Tom Merrigan overpowered the sentry and his unit entered the guard-room by the front entrance, having crawled undetected for about two miles. The other section crept across country and succeeded in effecting entrance by the rear. In total silence the entire guard of 21 was disarmed and was now prisoners of the IRA. They were tied up and secured to the beams of the guardhouse. Earlier that day Houlihan and Sean Doyle had taken care of the two Airedales guard dogs by administering them a large dose of poison which was calculated to kill them just before the raid began.

Within sight of the guardhouse over about 200 men of the Royal Air Force remained asleep throughout the operation.

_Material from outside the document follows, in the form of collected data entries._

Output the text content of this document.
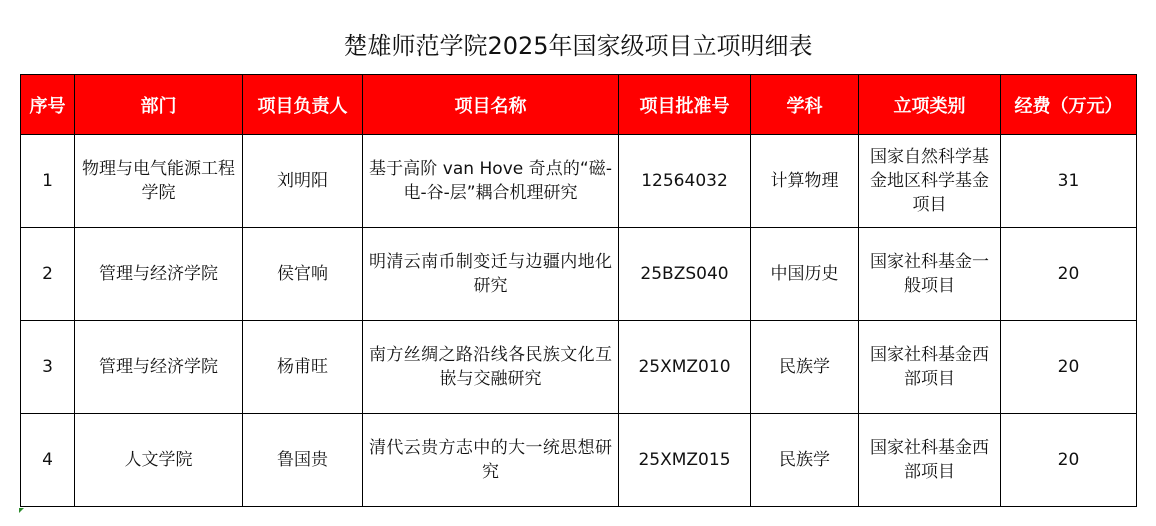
楚雄师范学院2025年国家级项目立项明细表
序号	部门	项目负责人	项目名称	项目批准号	学科	立项类别	经费（万元）
1	物理与电气能源工程学院	刘明阳	基于高阶 van Hove 奇点的“磁-电-谷-层”耦合机理研究	12564032	计算物理	国家自然科学基金地区科学基金项目	31
2	管理与经济学院	侯官响	明清云南币制变迁与边疆内地化研究	25BZS040	中国历史	国家社科基金一般项目	20
3	管理与经济学院	杨甫旺	南方丝绸之路沿线各民族文化互嵌与交融研究	25XMZ010	民族学	国家社科基金西部项目	20
4	人文学院	鲁国贵	清代云贵方志中的大一统思想研究	25XMZ015	民族学	国家社科基金西部项目	20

The second unit was collecting all arms and ammunition it could while preparing to load them on the approaching IRA convoy. With the armaments away and Pat McCrea car's waiting to transport the men back to the city, the unit demolished the 20 or so cars in the military garage, so as to prevent pursuit. A second car to bring them back hadn't appeared and McCrea drove 13 men back to Dublin

The captured rifles (75) and 5,000 rounds of ammunition and equipment was brought and despotised in dumps at Clonliffe Road and to Naul, County Dublin. Half way to Naul, the commandeered car, carrying 50 of the rifles which were going to the North Fingal Brigade, suffered a puncture, then a broken spring, it eventually had to be pushed 3 miles to the dump and back 2 miles again before the four men could set off on the ten-mile trek home the four Volunteers had to walk the 10 miles back to Dublin

The following morning the five 'civilian' workers turned up for work as usual. They saw much to their amusement the 20 guards being led away under arrest under suspicion of complicity in the raid. They lost their jobs a short time later.

Of the 25 Volunteers who took part in one of the most daring operations of the Tan War, several were to make the ultimate sacrifice for their country's freedom: Volunteers Pat Doyle and Barney Ryan were hanged along with two other Volunteers by the English in Mountjoy Jail on March 14 1921; Peadar Breslin was shot dead by Free State forces during an escape bid from Mountjoy Jail on October 10 1922; Sean Doyle died of wounds received in the ill-fated attack on the Customs House in May 1921, and Mick Magee was killed in an ambush on January 21 1921. The arms raid on Collinstown Aerodrome took place 80 years ago this week.